Kristen Raddtke and friends at a Calligraphr font workshop that she hosted. | Photo by Jeffery Gleaves / The Verge
Kristen Radtke is creative director at The Verge. “I work with the art team on the overall look and feel of the site across illustrations, photos, and branding,” she explains. “I also design feature stories and custom packages.” One of her favorite software packages is Calligraphr, and so we asked her about it.
What exactly is Calligraphr?
Calligraphr is web-based software that will help you turn your handwriting into a font. You don’t need Photoshop or any image-editing software, just access to a printer to print out one of the templates that Calligraphr provides. You then draw your alphabet using the template. When you’re done, you snap a picture with your phone and then edit the individual letters in Calligraphr. It’s super affordable — you can do a lot with the free version, and full functionality costs $8 for a month or $24 for six months. The payment doesn’t automatically renew, which is great.
When did you first start using Calligraphr?
I’ve tried a bunch of different DIY font makers, and Calligraphr is the easiest to use that I’ve found so far, with the most professional-looking results. In early March, I hosted a fontmaking workshop with some friends as a casual skillshare and an excuse to get together and eat snacks. I did a full sample of my font using Calligraphr to get familiar with it, and it only took me a few hours.
Each of my friends was able to complete their font in the afternoon (more or less — two said they had to finish cleaning up the files that night before exporting).
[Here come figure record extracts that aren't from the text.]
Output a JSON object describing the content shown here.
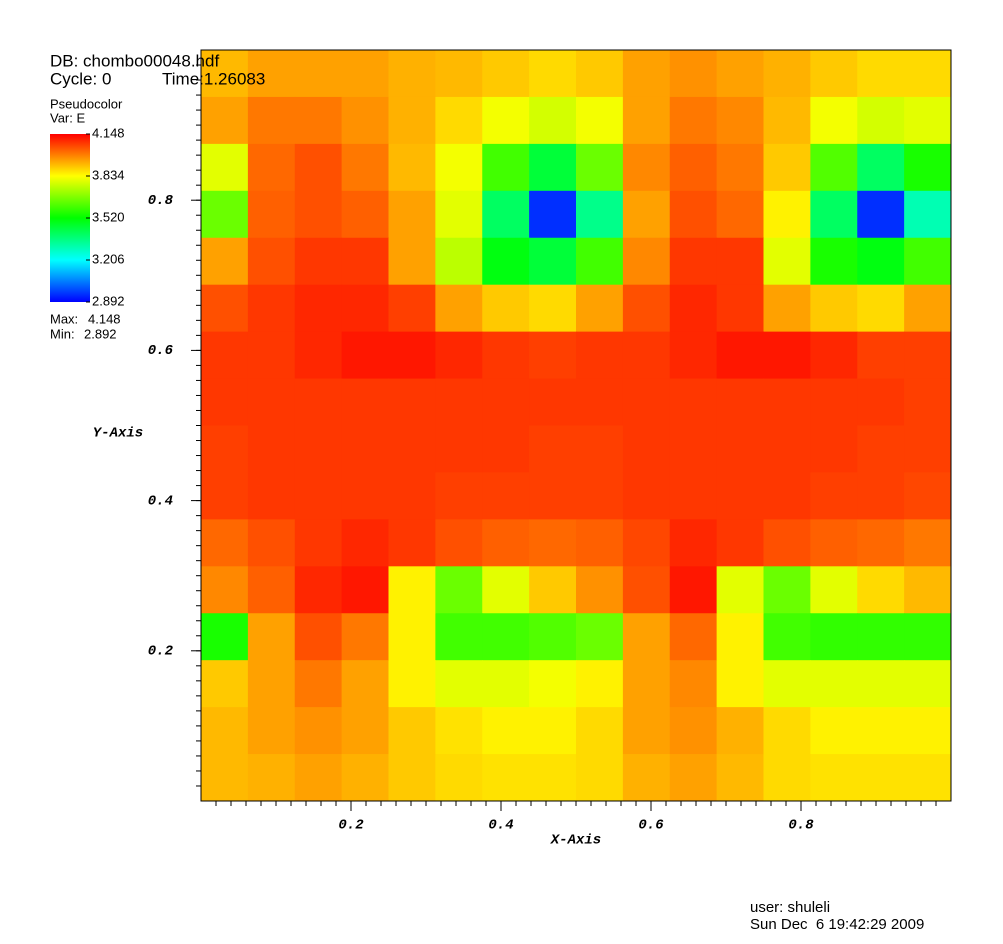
{
  "chart_data": {
    "type": "heatmap",
    "db": "DB: chombo00048.hdf",
    "cycle": "Cycle: 0",
    "time": "Time:1.26083",
    "plot_name": "Pseudocolor",
    "var": "Var: E",
    "max_label": "Max:",
    "max": 4.148,
    "min_label": "Min:",
    "min": 2.892,
    "colormap": [
      "#0000ff",
      "#00ffff",
      "#00ff00",
      "#ffff00",
      "#ff0000"
    ],
    "colorbar_ticks": [
      4.148,
      3.834,
      {
        "value": 3.52,
        "label": "3.520"
      },
      3.206,
      2.892
    ],
    "x_label": "X-Axis",
    "y_label": "Y-Axis",
    "xlim": [
      0,
      1
    ],
    "ylim": [
      0,
      1
    ],
    "xticks": [
      0.2,
      0.4,
      0.6,
      0.8
    ],
    "yticks": [
      0.2,
      0.4,
      0.6,
      0.8
    ],
    "user": "user: shuleli",
    "date": "Sun Dec  6 19:42:29 2009",
    "z": [
      [
        3.92,
        3.95,
        3.95,
        3.95,
        3.93,
        3.92,
        3.9,
        3.88,
        3.9,
        3.95,
        3.97,
        3.95,
        3.93,
        3.9,
        3.88,
        3.88
      ],
      [
        3.95,
        4.0,
        4.0,
        3.97,
        3.93,
        3.88,
        3.82,
        3.78,
        3.82,
        3.95,
        4.0,
        3.98,
        3.92,
        3.82,
        3.78,
        3.8
      ],
      [
        3.8,
        4.02,
        4.05,
        4.0,
        3.92,
        3.82,
        3.6,
        3.45,
        3.65,
        3.98,
        4.03,
        4.0,
        3.9,
        3.62,
        3.4,
        3.55
      ],
      [
        3.65,
        4.03,
        4.05,
        4.03,
        3.95,
        3.8,
        3.4,
        2.95,
        3.35,
        3.95,
        4.05,
        4.02,
        3.85,
        3.4,
        2.95,
        3.3
      ],
      [
        3.95,
        4.05,
        4.08,
        4.08,
        3.95,
        3.75,
        3.5,
        3.45,
        3.6,
        3.98,
        4.08,
        4.08,
        3.8,
        3.55,
        3.5,
        3.6
      ],
      [
        4.05,
        4.08,
        4.1,
        4.1,
        4.07,
        3.95,
        3.9,
        3.88,
        3.95,
        4.05,
        4.1,
        4.08,
        3.95,
        3.9,
        3.88,
        3.95
      ],
      [
        4.08,
        4.08,
        4.1,
        4.12,
        4.12,
        4.1,
        4.08,
        4.07,
        4.08,
        4.08,
        4.1,
        4.12,
        4.12,
        4.1,
        4.07,
        4.07
      ],
      [
        4.08,
        4.08,
        4.08,
        4.08,
        4.08,
        4.08,
        4.08,
        4.08,
        4.08,
        4.08,
        4.08,
        4.08,
        4.08,
        4.08,
        4.08,
        4.07
      ],
      [
        4.07,
        4.08,
        4.08,
        4.08,
        4.08,
        4.08,
        4.08,
        4.07,
        4.07,
        4.08,
        4.08,
        4.08,
        4.08,
        4.08,
        4.07,
        4.07
      ],
      [
        4.07,
        4.08,
        4.08,
        4.08,
        4.08,
        4.07,
        4.07,
        4.07,
        4.07,
        4.08,
        4.08,
        4.08,
        4.08,
        4.07,
        4.07,
        4.06
      ],
      [
        4.02,
        4.05,
        4.08,
        4.1,
        4.08,
        4.05,
        4.03,
        4.02,
        4.03,
        4.06,
        4.1,
        4.08,
        4.05,
        4.03,
        4.02,
        4.0
      ],
      [
        3.98,
        4.03,
        4.1,
        4.12,
        3.85,
        3.65,
        3.8,
        3.9,
        3.97,
        4.05,
        4.12,
        3.8,
        3.65,
        3.8,
        3.88,
        3.92
      ],
      [
        3.55,
        3.95,
        4.05,
        4.0,
        3.85,
        3.6,
        3.6,
        3.62,
        3.65,
        3.95,
        4.02,
        3.85,
        3.6,
        3.58,
        3.58,
        3.58
      ],
      [
        3.9,
        3.95,
        4.0,
        3.95,
        3.85,
        3.8,
        3.8,
        3.82,
        3.85,
        3.95,
        3.98,
        3.85,
        3.8,
        3.8,
        3.8,
        3.8
      ],
      [
        3.92,
        3.95,
        3.97,
        3.95,
        3.9,
        3.87,
        3.85,
        3.85,
        3.88,
        3.95,
        3.97,
        3.93,
        3.88,
        3.85,
        3.85,
        3.85
      ],
      [
        3.92,
        3.93,
        3.95,
        3.93,
        3.9,
        3.88,
        3.87,
        3.87,
        3.88,
        3.93,
        3.95,
        3.92,
        3.88,
        3.87,
        3.87,
        3.87
      ]
    ]
  }
}
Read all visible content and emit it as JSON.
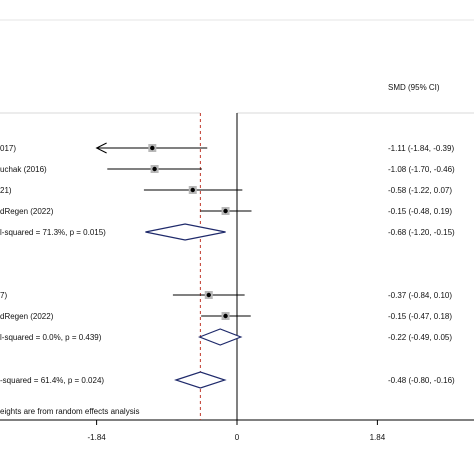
{
  "chart_data": {
    "type": "forest",
    "title": "",
    "xlabel": "",
    "ylabel": "",
    "ci_header": "SMD (95% CI)",
    "xlim": [
      -3.3,
      2.6
    ],
    "xticks": [
      -1.84,
      0,
      1.84
    ],
    "xtick_labels": [
      "-1.84",
      "0",
      "1.84"
    ],
    "overall_line": -0.48,
    "footnote": "eights are from random effects analysis",
    "rows": [
      {
        "label": "017)",
        "kind": "study",
        "est": -1.11,
        "lo": -1.84,
        "hi": -0.39,
        "arrow_left": true,
        "ci_text": "-1.11 (-1.84, -0.39)"
      },
      {
        "label": "uchak (2016)",
        "kind": "study",
        "est": -1.08,
        "lo": -1.7,
        "hi": -0.46,
        "ci_text": "-1.08 (-1.70, -0.46)"
      },
      {
        "label": "21)",
        "kind": "study",
        "est": -0.58,
        "lo": -1.22,
        "hi": 0.07,
        "ci_text": "-0.58 (-1.22, 0.07)"
      },
      {
        "label": "dRegen (2022)",
        "kind": "study",
        "est": -0.15,
        "lo": -0.48,
        "hi": 0.19,
        "ci_text": "-0.15 (-0.48, 0.19)"
      },
      {
        "label": "l-squared = 71.3%, p = 0.015)",
        "kind": "subtotal",
        "est": -0.68,
        "lo": -1.2,
        "hi": -0.15,
        "ci_text": "-0.68 (-1.20, -0.15)"
      },
      {
        "label": "7)",
        "kind": "study",
        "est": -0.37,
        "lo": -0.84,
        "hi": 0.1,
        "ci_text": "-0.37 (-0.84, 0.10)"
      },
      {
        "label": "dRegen (2022)",
        "kind": "study",
        "est": -0.15,
        "lo": -0.47,
        "hi": 0.18,
        "ci_text": "-0.15 (-0.47, 0.18)"
      },
      {
        "label": "l-squared = 0.0%, p = 0.439)",
        "kind": "subtotal",
        "est": -0.22,
        "lo": -0.49,
        "hi": 0.05,
        "ci_text": "-0.22 (-0.49, 0.05)"
      },
      {
        "label": "-squared = 61.4%, p = 0.024)",
        "kind": "overall",
        "est": -0.48,
        "lo": -0.8,
        "hi": -0.16,
        "ci_text": "-0.48 (-0.80, -0.16)"
      }
    ]
  }
}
It was such a fun, breezy project!
Why did you get it?
When I draw comics and graphic stories, I need my handwriting for dialogue, captions, and text. Traditionally, cartoonists would do all this lettering by hand, but a lot of us just turn our handwriting into a font. I have to write really slowly for my handwriting to be legible — my notebooks are truly incomprehensible messes — so lettering digitally is a borderline necessity for me. Prior to using Calligraphr, the last font I made was around 2019 (I can’t remember what software I used), and I knew I needed a tune-up. There were some spacing and kerning problems in that font that I wanted to brush up to make it look more natural and more like real handwriting.
What do you like about it?
It’s easy! It’s cheap! It’s fast! For such simple software, you can do a lot of adjustments. You can include variants, so you have multiple letters for a single character, and the font will randomly assign different variants when you type, creating a more hand-drawn effect. It’s helpful to be able to adjust the padding around each individual letter, since all letters need a different amount of space around them in order to look readable and correct. An “O,” for example, has a lot of negative space in its four corners, whereas an “H” has none. So I made the bounding box around the “O” tighter than around the “H” in order for those letters to look correctly spaced when I’m using them in a word or sentence.
The ligature function, which comes with the paid version, is also useful, especially if you write in cursive or link certain letters when you’re writing fast (when I write “ing,” for example, I tend to connect the “n” to the “g,” even if I’m not writing in cursive). The one note here is that you need to make sure you have ligatures enabled in InDesign or Photoshop (or whatever program you’re going to use your font in, after you’re done) for those variations to work.
Is there anything about it that you wish were different, or that you think would improve it?
The letters can take a while to clean up – sometimes there’s a random speck in the background, or one part of the line is a little thin – but the tools are really straightforward. It just takes a bit of getting used to.
Who would you recommend it to?
Anybody who wants a font of their handwriting, regardless of your design/technical ability. You can use it for professional purposes or just for fun – I’m thinking about using it to send out birthday cards, because I love mail but hate writing by hand (and I get so sloppy that people probably can’t read what I write, anyway).